Di Maio explained that among the "yellow vests" he felt "the same spirit" as in his five-star movement. He would like to include the French protest group in his future group of parliamentary groups - a project that Di Maio has been dealing with for a long time and for which he has so far mainly promoted in Eastern Europe. In parting he said: "And you, yellow vests, do not let up!"
Macron was horrified. He called the French ambassador in Rome. There is no harsher diplomatic reaction than this. The last time Paris withdrew its ambassador to Rome was in 1940. In Italy, the fascists of Benito Mussolini and their German allies had already raided Poland. More clearly, a government can not show its anger. But Di Maio also took that on rather relaxed.
Five-star movement loses approval
The reason: The dispute with France is not inconvenient for him. He faces several regional and local elections. In addition, the European elections will take place in May, the outcome of which may lead to the end of the Roman Lega Star coalition. However, Di Maio's movement is losing popularity among Italian voters:
- In the regional elections in Abruzzo at the weekend, the star leader experienced a debacle. Instead of 40 percent, as in March last year, voted only 20 percent of the electorate for the protest movement. She fell from first place to third.
- About the replacement Di Maios is now openly discussed. He knows he desperately needs an enemy image, against which he can fight - supposedly in the name of Italy. Otherwise his populism will not work.
That's why he's looking for a fight with Macron. Especially since the rivalry between France and Italy has been smoldering for some time, for example in Libya: Both governments are trying to secure the largest possible share of the rich oil resources with the help of allied militias. And France's allies on the ground are currently on the rise.
Berlusconi warns about the economic consequences of the dispute
Alone: The cost of a dispute with France - both politically and economically - huge. After Germany, France is the most important trading partner for Italy. The mutual trade brings Italy a surplus of 6.7 billion euros, the two economies are closely intertwined.
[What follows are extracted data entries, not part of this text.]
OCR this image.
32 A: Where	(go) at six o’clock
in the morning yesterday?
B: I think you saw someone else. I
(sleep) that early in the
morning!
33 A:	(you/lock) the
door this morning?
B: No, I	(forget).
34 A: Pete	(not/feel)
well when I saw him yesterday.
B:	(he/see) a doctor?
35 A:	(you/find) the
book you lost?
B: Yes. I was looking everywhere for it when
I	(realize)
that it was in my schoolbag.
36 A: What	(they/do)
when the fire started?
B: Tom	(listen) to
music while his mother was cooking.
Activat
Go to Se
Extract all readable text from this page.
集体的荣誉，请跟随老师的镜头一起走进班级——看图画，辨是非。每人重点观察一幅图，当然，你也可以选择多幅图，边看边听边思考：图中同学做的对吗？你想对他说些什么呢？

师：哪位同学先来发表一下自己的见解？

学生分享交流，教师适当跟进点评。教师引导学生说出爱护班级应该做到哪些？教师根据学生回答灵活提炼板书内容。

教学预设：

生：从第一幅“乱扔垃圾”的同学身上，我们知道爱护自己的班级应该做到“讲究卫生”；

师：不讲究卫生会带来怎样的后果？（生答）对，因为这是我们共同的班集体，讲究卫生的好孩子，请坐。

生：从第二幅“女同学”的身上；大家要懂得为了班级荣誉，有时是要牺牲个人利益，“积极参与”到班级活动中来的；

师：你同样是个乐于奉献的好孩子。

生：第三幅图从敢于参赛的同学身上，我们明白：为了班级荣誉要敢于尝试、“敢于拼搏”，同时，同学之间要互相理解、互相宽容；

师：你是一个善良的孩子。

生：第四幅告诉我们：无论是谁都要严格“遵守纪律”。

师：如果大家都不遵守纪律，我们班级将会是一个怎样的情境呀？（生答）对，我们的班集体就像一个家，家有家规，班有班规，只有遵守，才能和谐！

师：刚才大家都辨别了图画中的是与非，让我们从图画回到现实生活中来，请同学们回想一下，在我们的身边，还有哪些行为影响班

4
Nevertheless, there are already serious first cracks in bilateral relations:
- The rescue of the heavily indebted airline Alitalia by the entry of Air France and Delta Airlines is once off the table.
- A meeting of prosecutors from the interior ministries of both countries to inspect new extradition requests from Rome - for example, to ex-terrorist Italians living in France - was canceled.
- The planned Franco-Italian alliance of shipbuilders Fincantieri and Chantiers de l'Atlantique is on hold.
Even Silvio Berlusconi is alarmed. "We are all affected by what the Star Movement is doing to the country," he said recently. His company has in recent days "lost over 100 million euros in value".